The West Virginia Board of Education voted Wednesday to pass a resolution strongly opposing a bill - up for amendments and a possible final vote in the Legislature Thursday - that would require schools to stop administering the current statewide Smarter Balanced end-of-year test.
In an abnormal move, the resolution was adopted through an item that didn't appear on the state school board's publicly posted agenda. It was added during the meeting through a motion board member Lloyd Jackson made and other board members agreed to.
Jackson presented it as an "emergency amendment, due to circumstances of imminent substantial harm" to the board, the education department, their employees, teachers, students and others.
When the Legislature was pushing a bill last year to repeal West Virginia's math and English standards, the board also called an emergency meeting to pass a resolution opposing it.
Wednesday's resolution says House Bill 4014 attempts to "usurp authority traditionally and appropriately exercised" by the state school board, including the authority over which tests are "appropriate to measure the success of students."
It also criticizes the legislation's apparent intent to require the state, without specifically saying so in the bill, to force adoption of ACT Aspire tests for most grades and the traditional ACT for high school juniors. It says the bill "rigs the system" to limit the choice for Smarter Balanced's replacement to only ACT's offerings, and says at least two ACT lobbyists have been involved with HB 4014's consideration.
Delegate Roy Cooper, R-Summers, previously said he believed every member of the House Education Committee had talks with ACT representatives.
"Never in the history of public education in West Virginia has the State Board effectively been limited by the legislature to selection of a vendor in such an important area of our education and accountability system," the resolution states.

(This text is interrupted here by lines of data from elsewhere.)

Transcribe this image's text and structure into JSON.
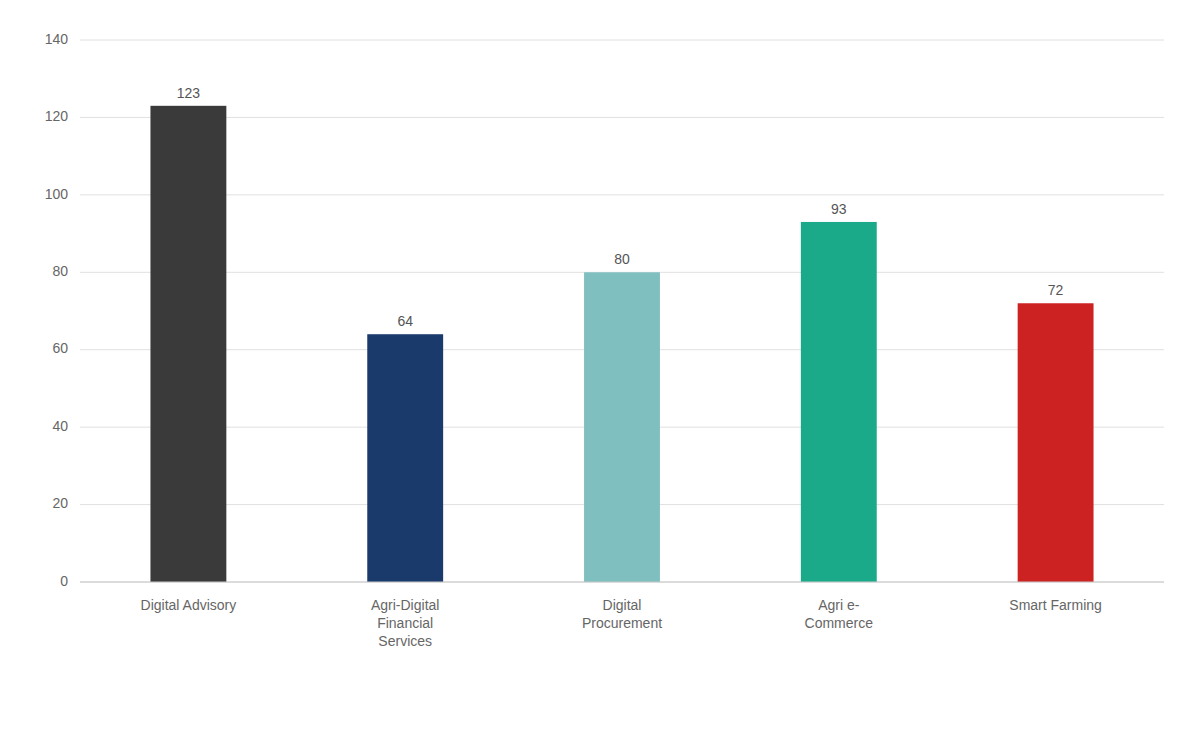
{
  "chart_data": {
    "type": "bar",
    "categories": [
      "Digital Advisory",
      "Agri-Digital\nFinancial\nServices",
      "Digital\nProcurement",
      "Agri e-\nCommerce",
      "Smart Farming"
    ],
    "values": [
      123,
      64,
      80,
      93,
      72
    ],
    "colors": [
      "#3a3a3a",
      "#1a3a6b",
      "#7fbfbf",
      "#1aaa8a",
      "#cc2222"
    ],
    "ylim": [
      0,
      140
    ],
    "yticks": [
      0,
      20,
      40,
      60,
      80,
      100,
      120,
      140
    ],
    "grid": true,
    "data_labels": true
  }
}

Only board member Tom Campbell, a former delegate, voted against the resolution, saying he believes the Legislature has the right to do what it's doing and that he agrees with the amended version of the bill.
New board member Scott Rotruck wasn't in attendance for the vote.
"We have the Legislature making some suggestions, some constructive things that I think we should be discussing, but instead we stonewall," Campbell said.
"I am voting no," Campbell said angrily. "I am voting hell no."
Campbell said he sees the resolution as picking a fight with the Legislature, which he noted the state board depends on for funding. Fellow board member Bill White said he doesn't want to pick unnecessary fights with lawmakers.
"This happens to be one of the fights that I want to pick," White said.
The Senate Education Committee voted Monday to pass an amended version of the bill to the full Senate.
Unlike the version that already passed the House, Senate Education's amended version would no longer include a block on the K-12 science education standards that are set to take effect next school year, and it would remove a provision requiring the state school board to adopt the standards change recommendations of a panel of "subject matter experts" chosen by Senate President Bill Cole and House Speaker Tim Armstead.
Cole, R-Mercer, and Armstead, R-Kanawha, have expressed opposition to the Common Core national standards blueprint that the state's math and English standards greatly resemble, but science standards aren't a part of. Throughout the session, there has been little discussion of which specific math and English standards, if any, lawmakers object to.
The full Senate could refuse to adopt Senate Education's version. And even if that version is adopted, the bill would still require the state to dump Smarter Balanced, which was first given to students across West Virginia last school year.
Eighteen states used Smarter Balanced exams last school year, according to Luci Willits, deputy executive director of the Smarter Balanced Assessment Consortium of states. She said this allowed for state-to-state comparability, with limitations regarding some states' individual choices in how to give the test.
But she said other states have dropped out of Smarter Balanced testing for this year, and that number could further decrease because of continuing opposition to the Common Core math and English language standards, which the test is aligned with.